Reactive arthritis sits in a gray zone. It’s not a classic autoimmune disease like lupus or rheumatoid arthritis, but the joint inflammation it causes is driven by an immune system that has turned against the body’s own tissues. Most experts classify it as an “autoimmune-related” or “immune-mediated” condition, specifically a type of spondyloarthropathy, triggered by an infection elsewhere in the body.
The distinction matters because it shapes how the condition is treated, how long it lasts, and what you should expect.
Why the Classification Is Complicated
In a textbook autoimmune disease, the immune system attacks the body’s own tissues on an ongoing basis, often without a clear external trigger. Reactive arthritis works differently. It starts with a real bacterial infection, usually in the gut or urinary tract, and the joint inflammation develops days to weeks later as a misdirected immune response to that infection. The bacteria themselves don’t typically invade the joints.

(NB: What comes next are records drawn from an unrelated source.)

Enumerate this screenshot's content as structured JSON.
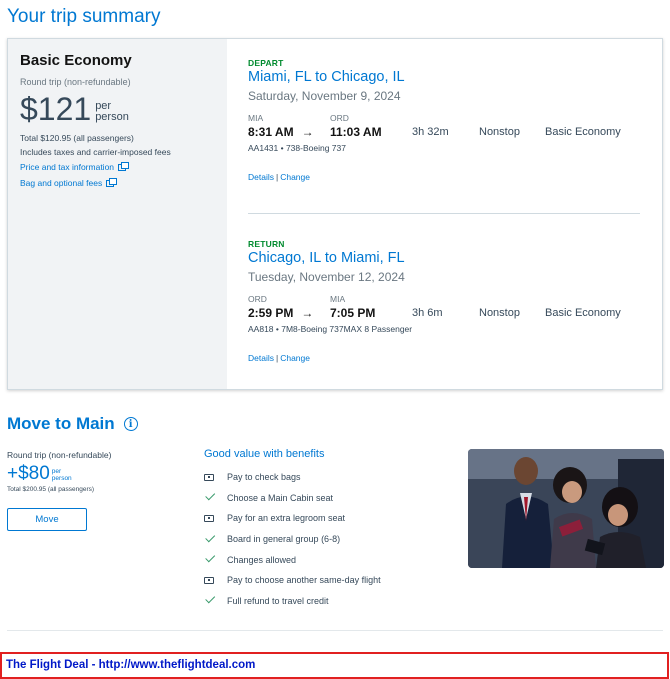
{
  "page_title": "Your trip summary",
  "fare": {
    "title": "Basic Economy",
    "subtitle": "Round trip (non-refundable)",
    "price": "$121",
    "per_person_1": "per",
    "per_person_2": "person",
    "total": "Total $120.95 (all passengers)",
    "fees_note": "Includes taxes and carrier-imposed fees",
    "price_tax_link": "Price and tax information",
    "bag_link": "Bag and optional fees"
  },
  "segments": [
    {
      "tag": "DEPART",
      "route": "Miami, FL to Chicago, IL",
      "date": "Saturday, November 9, 2024",
      "origin": "MIA",
      "destination": "ORD",
      "depart_time": "8:31 AM",
      "arrive_time": "11:03 AM",
      "duration": "3h 32m",
      "stops": "Nonstop",
      "cabin": "Basic Economy",
      "flight": "AA1431 • 738-Boeing 737",
      "details_link": "Details",
      "change_link": "Change"
    },
    {
      "tag": "RETURN",
      "route": "Chicago, IL to Miami, FL",
      "date": "Tuesday, November 12, 2024",
      "origin": "ORD",
      "destination": "MIA",
      "depart_time": "2:59 PM",
      "arrive_time": "7:05 PM",
      "duration": "3h 6m",
      "stops": "Nonstop",
      "cabin": "Basic Economy",
      "flight": "AA818 • 7M8-Boeing 737MAX 8 Passenger",
      "details_link": "Details",
      "change_link": "Change"
    }
  ],
  "upsell": {
    "title": "Move to Main",
    "subtitle": "Round trip (non-refundable)",
    "price": "+$80",
    "per_1": "per",
    "per_2": "person",
    "total": "Total $200.95 (all passengers)",
    "button_label": "Move",
    "benefits_title": "Good value with benefits",
    "benefits": [
      {
        "text": "Pay to check bags",
        "icon": "bag-icon"
      },
      {
        "text": "Choose a Main Cabin seat",
        "icon": "check-icon"
      },
      {
        "text": "Pay for an extra legroom seat",
        "icon": "bag-icon"
      },
      {
        "text": "Board in general group (6-8)",
        "icon": "check-icon"
      },
      {
        "text": "Changes allowed",
        "icon": "check-icon"
      },
      {
        "text": "Pay to choose another same-day flight",
        "icon": "bag-icon"
      },
      {
        "text": "Full refund to travel credit",
        "icon": "check-icon"
      }
    ]
  },
  "banner": "The Flight Deal - http://www.theflightdeal.com",
  "colors": {
    "accent": "#0078d2",
    "tag_green": "#008a2e",
    "check_green": "#3a9a6c",
    "banner_border": "#e12020",
    "banner_text": "#0018c8"
  }
}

The mechanism behind this is called molecular mimicry. Certain proteins on the surface of triggering bacteria look structurally similar to proteins found in human joint tissue. When the immune system produces antibodies and immune cells to fight the infection, those same defenders can mistakenly recognize the body’s own joint lining as foreign. This cross-reactivity recruits inflammatory cells to the joints, causing swelling, pain, and damage even though the original infection may already be clearing. In this sense, the immune response is genuinely autoimmune in nature. It’s attacking self. But unlike rheumatoid arthritis, which persists indefinitely, reactive arthritis is usually self-limiting, resolving within 3 to 12 months.

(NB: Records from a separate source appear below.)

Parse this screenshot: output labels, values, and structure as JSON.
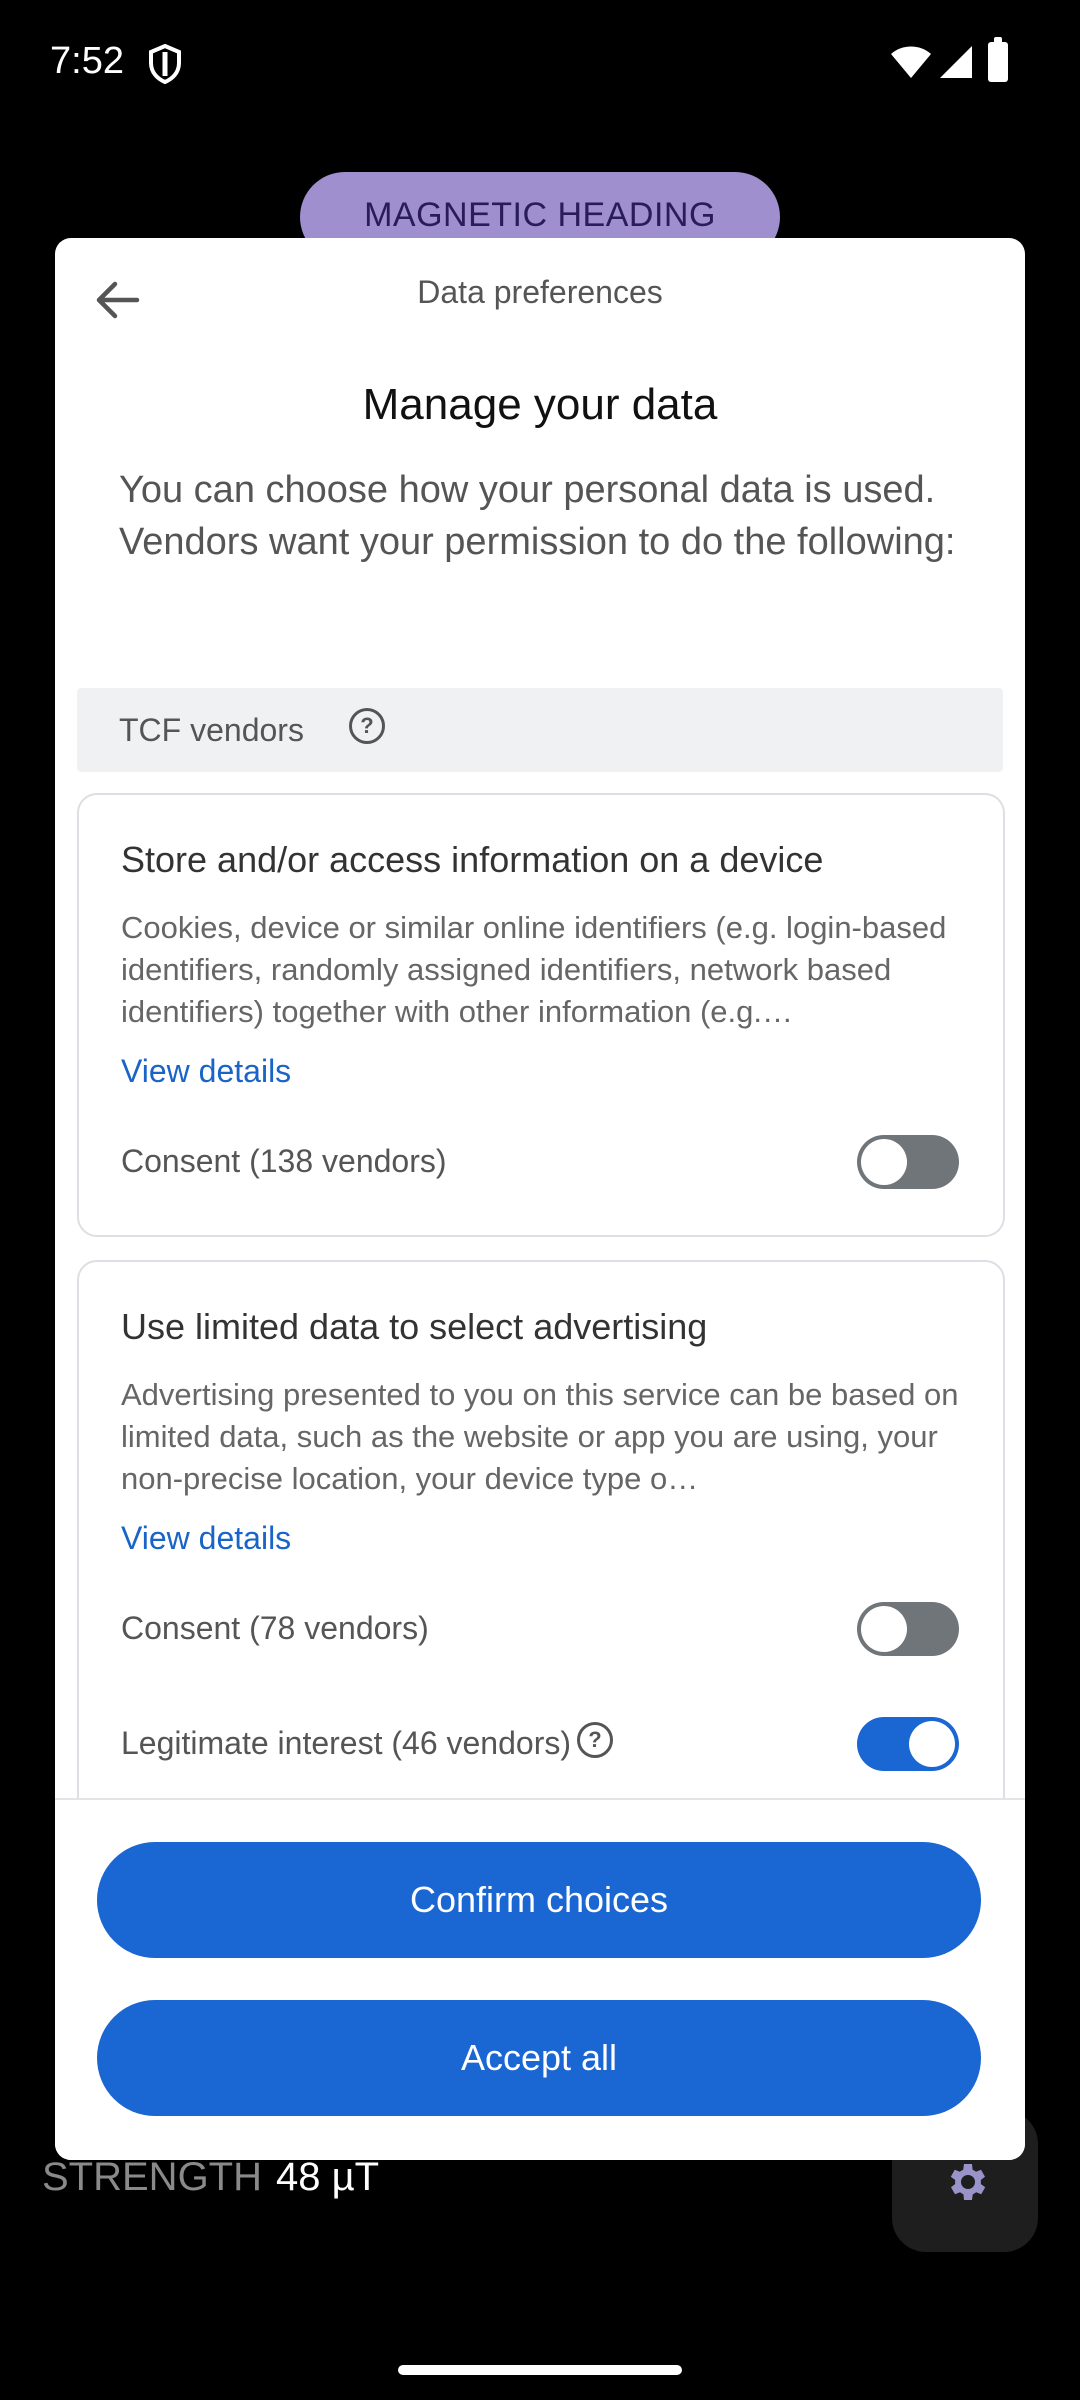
{
  "status_bar": {
    "time": "7:52"
  },
  "background_app": {
    "mode_pill": "MAGNETIC HEADING",
    "strength_label": "STRENGTH",
    "strength_value": "48 µT"
  },
  "dialog": {
    "header_title": "Data preferences",
    "main_title": "Manage your data",
    "intro": "You can choose how your personal data is used. Vendors want your permission to do the following:",
    "section_label": "TCF vendors",
    "purposes": [
      {
        "title": "Store and/or access information on a device",
        "description": "Cookies, device or similar online identifiers (e.g. login-based identifiers, randomly assigned identifiers, network based identifiers) together with other information (e.g.…",
        "view_details": "View details",
        "consent_label": "Consent (138 vendors)",
        "consent_on": false
      },
      {
        "title": "Use limited data to select advertising",
        "description": "Advertising presented to you on this service can be based on limited data, such as the website or app you are using, your non-precise location, your device type o…",
        "view_details": "View details",
        "consent_label": "Consent (78 vendors)",
        "consent_on": false,
        "legit_label": "Legitimate interest (46 vendors)",
        "legit_on": true
      }
    ],
    "confirm_button": "Confirm choices",
    "accept_button": "Accept all"
  },
  "colors": {
    "accent": "#1a66d2",
    "pill": "#9f8fce",
    "toggle_off": "#707579"
  }
}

The Bacteria That Set It Off
Five bacterial species account for most cases: Salmonella, Yersinia, Campylobacter, and Shigella (all gut infections, often from contaminated food or water) and Chlamydia (a sexually transmitted infection). Only a small percentage of people infected with these bacteria ever develop reactive arthritis. Most recover from the infection without joint problems.

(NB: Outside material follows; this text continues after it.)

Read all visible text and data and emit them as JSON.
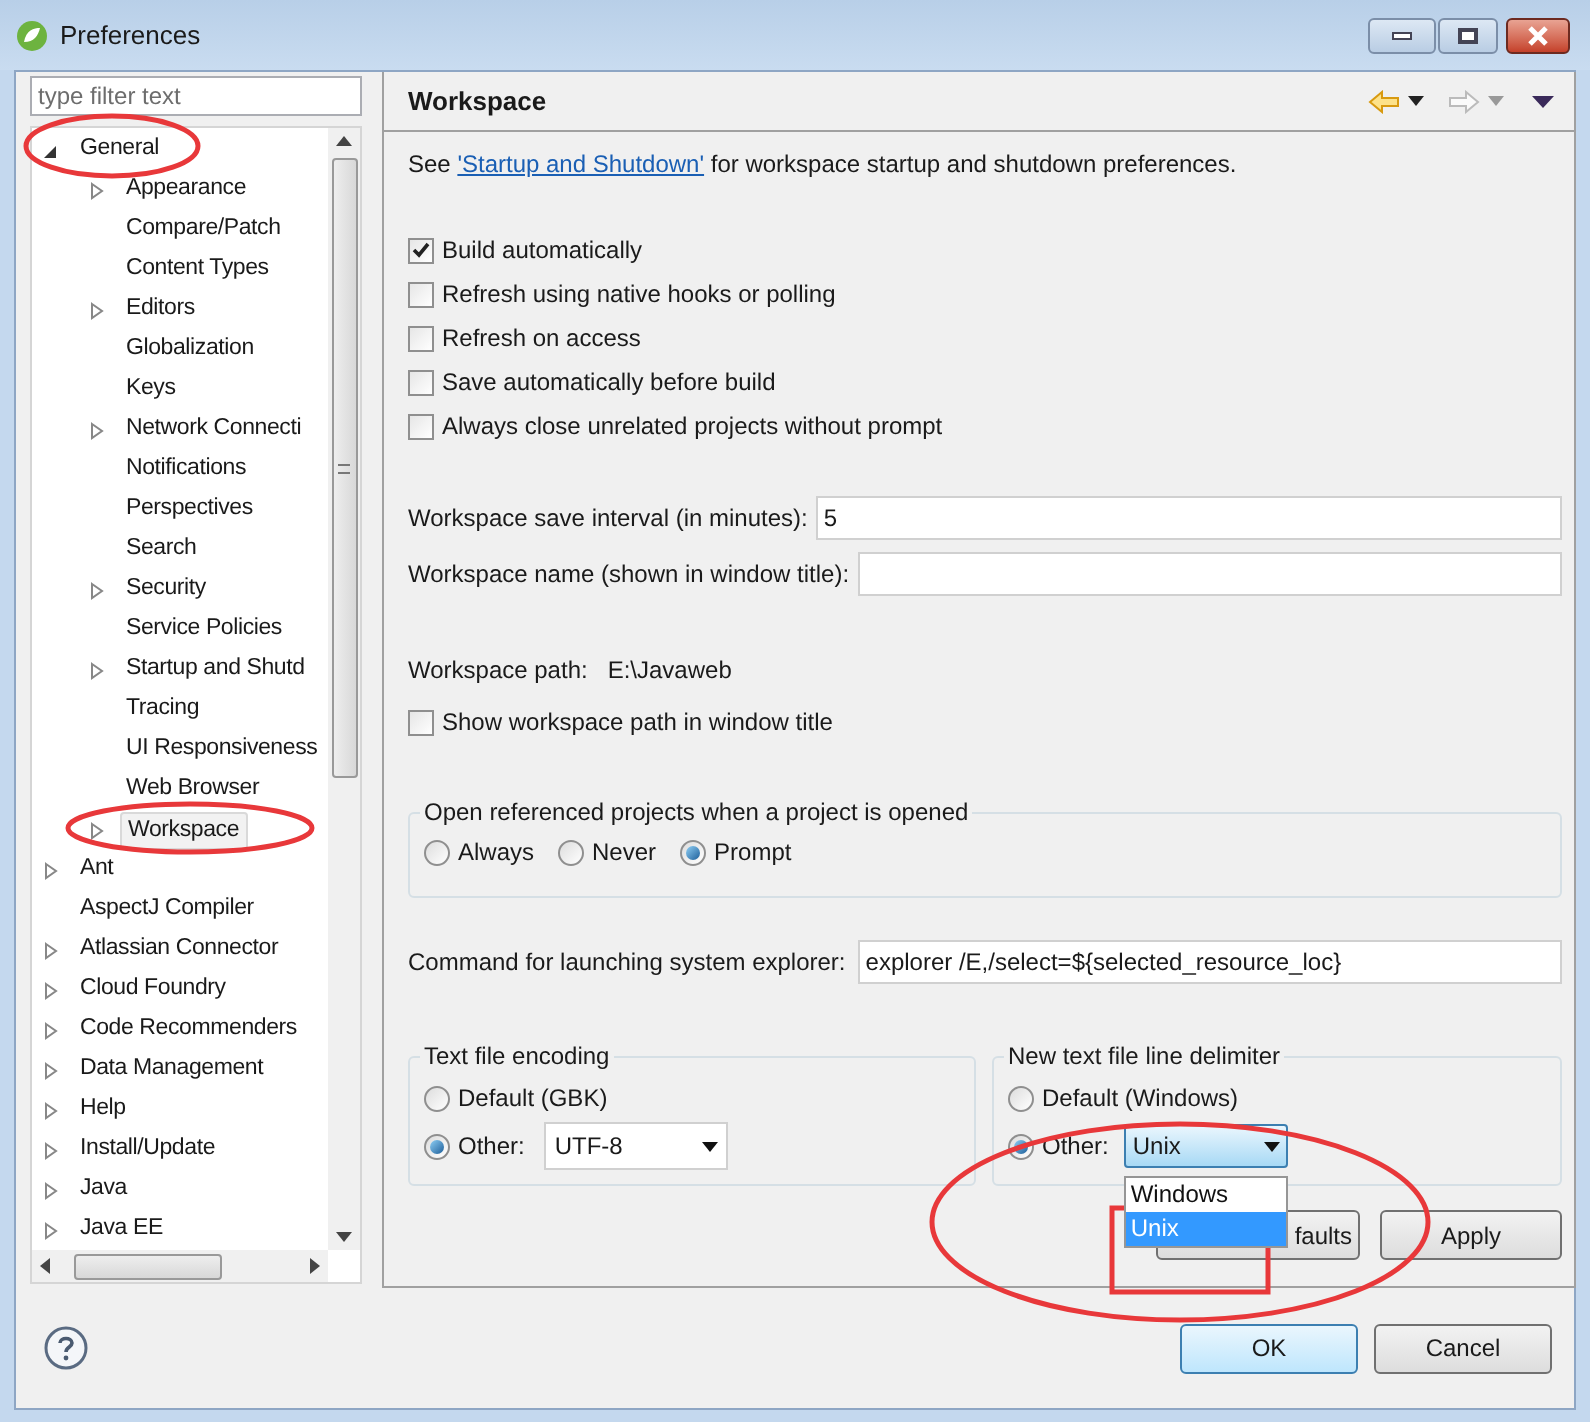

What separates those who develop it from those who don’t comes down partly to genetics. People who carry a gene variant called HLA-B27 are significantly more likely to develop reactive arthritis after one of these infections. Research has also found that HLA-B27 carriers tend to have less diverse gut bacteria overall, and the degree of this imbalance correlates directly with symptom severity.
Symptoms Beyond Joint Pain
Reactive arthritis was historically known as Reiter’s syndrome and described as a classic triad: joint inflammation, eye inflammation (conjunctivitis), and urinary tract inflammation (urethritis). In practice, only about one third of patients actually show all three symptoms. Most present with just one or two.
The arthritis itself tends to hit the knees, ankles, and feet asymmetrically, meaning one side of the body is affected more than the other. Swelling can be dramatic, particularly in the toes or fingers, which may puff up into what’s sometimes called “sausage digits.” Eye redness and pain, burning during urination, skin rashes on the palms or soles, and mouth sores can all accompany the joint symptoms. Because the presentation varies so widely, diagnosis can take time.
How It’s Treated
Treatment focuses on controlling the immune-driven inflammation rather than fighting the original infection. Prescription anti-inflammatory medications are the first step, reducing swelling and pain in the affected joints. Steroid injections directly into a swollen joint can provide faster relief for severe flares, and steroid eye drops or skin creams address symptoms in those areas.
If symptoms persist beyond a few months, stronger immune-modulating medications originally developed for rheumatoid arthritis may be introduced. These work by dialing down the overactive immune response that’s driving the inflammation.
One surprising finding: antibiotics don’t reliably help the joint symptoms. A systematic review of seven clinical trials involving 375 participants found no significant benefit of antibiotic treatment on achieving remission, regardless of whether the triggering infection was chlamydia or a gut bacterium. Antibiotics were, however, associated with a near-doubling of gastrointestinal side effects. If the original infection is still active, antibiotics treat that infection specifically, but they don’t appear to shut down the immune process already underway in the joints.
Long-Term Outlook
Most people recover fully. The condition typically clears within 3 to 12 months, and many people never experience it again. This self-limiting nature is one of the main reasons reactive arthritis isn’t grouped with chronic autoimmune diseases.
A small percentage of people, however, develop a more persistent form that transitions into chronic spondyloarthritis, with ongoing joint inflammation that can cause real structural damage over time. These are the cases where long-term immune-modulating treatment becomes necessary. Carrying the HLA-B27 gene appears to increase this risk, though it doesn’t guarantee a chronic course.
If your joint symptoms haven’t improved after several months, or if they keep returning after apparent recovery, that pattern suggests the immune response has become self-sustaining rather than infection-driven, moving the condition closer to a true autoimmune process.